Monday, April 27, 2009

Snakes and Spiders in the Apartment, Yiiii!


Even humans who aren't naturally phobic about spiders and snakes can be provoked into a certain "fear avoidance" towards them, tests in a Duke Department of Psychology and Neuroscience laboratory show. But, just one day later, most of those bad "contextual" memories seem to dissipate, unless...!

Unless those memories are formed in the Duke Immersive Virtual Environment (DiVE), the university's six-sided "virtual reality" theater. Seeing "virtual" snakes and spiders in a computer-created DiVE setting somehow gives the experience more staying power than does a more-mundane lab setting, Duke postdoctoral researcher Nicole Huff reported at the final Spring 2009 Visualization Friday Forum held on April 24 at Duke's Computer Science Department.

Immersive experiences "may engage brains more intensely than a normal laboratory study," Huff said. "Could DiVE be too real?"

The continuing experiments' purpose is to test how and for how long the human brain stores memories of a disturbing experience in a particular place -- in this case seeing images of snakes and spiders.

Huff and her faculty advisor, associate professor Kevin LaBar, conducted initial investigations in a sparse laboratory cubicle or in a fancier room at Duke's Levine Science Research Center. People saw 2-D computer images of real open jawed rattlesnakes and lurking tarantulas, partially reinforced with a mild electrical wrist stimulation designed to be annoying.

Those experiences created a sense of "fear," measured as extra sweat on their skin. But just 24 hours later, test subjects returning to the same lab settings to see those images again (but without any new shocking) had lost most of that fear.

People undergoing similar tests in the DiVE had their initial three-dimensional encounters with cyber creatures amid a pleasant and realistic faux suburban setting -- either a series of indoor apartment rooms or an outdoor yard.

Though computer created, these "snakes" emit realistic rattling noises while "spiders" send out crustacean-like scuttling sounds.
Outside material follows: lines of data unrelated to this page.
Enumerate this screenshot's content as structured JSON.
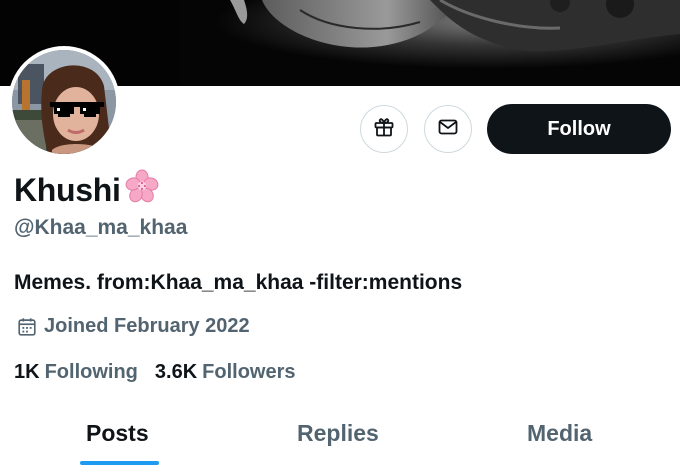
{
  "profile": {
    "display_name": "Khushi",
    "name_emoji": "cherry-blossom-emoji",
    "handle": "@Khaa_ma_khaa",
    "bio": "Memes. from:Khaa_ma_khaa -filter:mentions",
    "joined": "Joined February 2022"
  },
  "actions": {
    "gift_icon": "gift-icon",
    "message_icon": "envelope-icon",
    "follow_label": "Follow"
  },
  "stats": {
    "following_count": "1K",
    "following_label": "Following",
    "followers_count": "3.6K",
    "followers_label": "Followers"
  },
  "tabs": [
    {
      "label": "Posts",
      "active": true
    },
    {
      "label": "Replies",
      "active": false
    },
    {
      "label": "Media",
      "active": false
    }
  ],
  "colors": {
    "primary_text": "#0f1419",
    "secondary_text": "#536471",
    "accent": "#1d9bf0",
    "button_border": "#cfd9de",
    "follow_button_bg": "#0f1419"
  }
}
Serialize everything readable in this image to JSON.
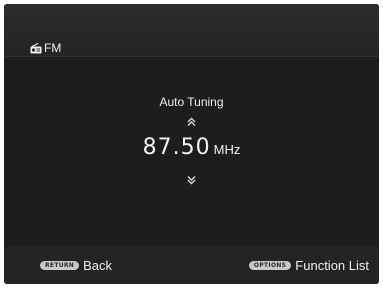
{
  "header": {
    "icon": "radio-icon",
    "title": "FM"
  },
  "tuner": {
    "mode": "Auto Tuning",
    "up_icon": "chevron-double-up-icon",
    "down_icon": "chevron-double-down-icon",
    "frequency": "87.50",
    "unit": "MHz"
  },
  "footer": {
    "back": {
      "key": "RETURN",
      "label": "Back"
    },
    "function_list": {
      "key": "OPTIONS",
      "label": "Function List"
    }
  },
  "colors": {
    "background": "#222222",
    "text": "#f0f0f0",
    "key_badge": "#c8c8c8"
  }
}
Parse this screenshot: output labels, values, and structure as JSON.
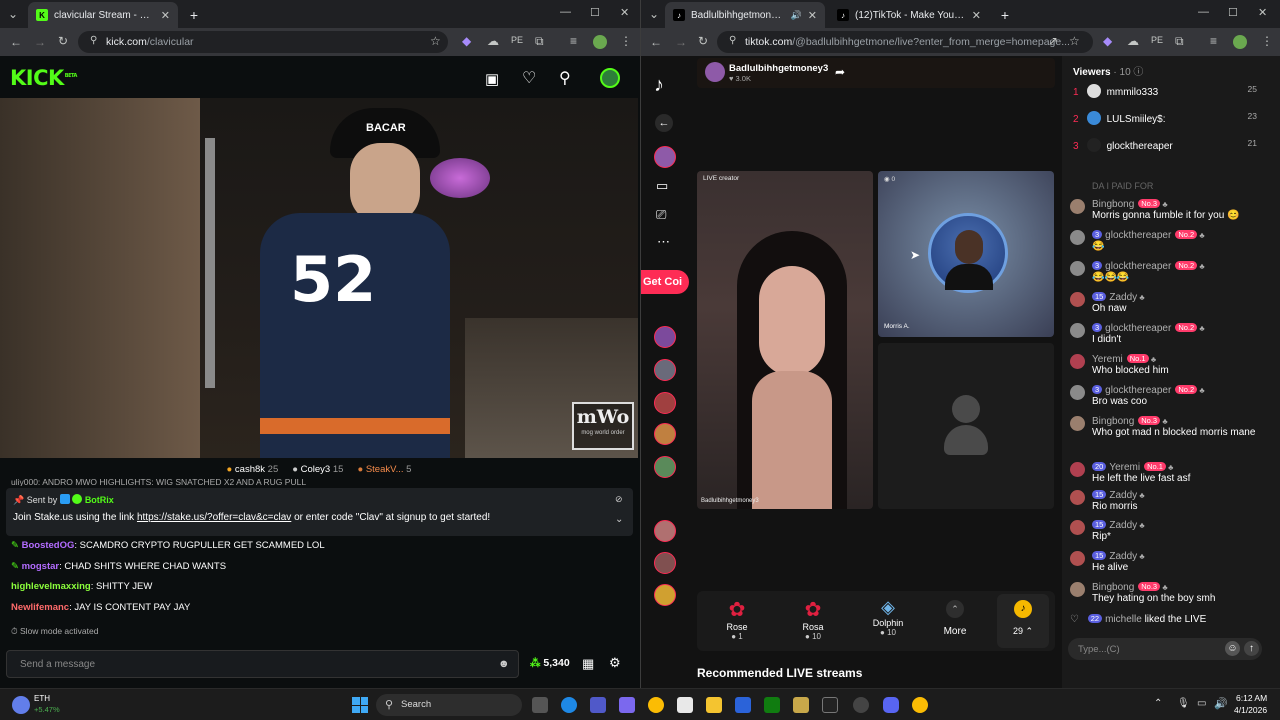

Those first encounters are again reinforced with mild electroshocks.

On the second day, these DiVE subjects will express the same "strong fear," Huff said, if they see and hear virtual spiders and snakes again, even though there is no additional electrical shocking. "There is a huge difference," she added.

However, people having their initial bad experiences in the apartment's living room and kitchen don't have similar bad memories if they next see spiders and snakes in the yard -- and vice versa. While the studies continue, Huff thinks the virtual experience may engage the brain in a different way.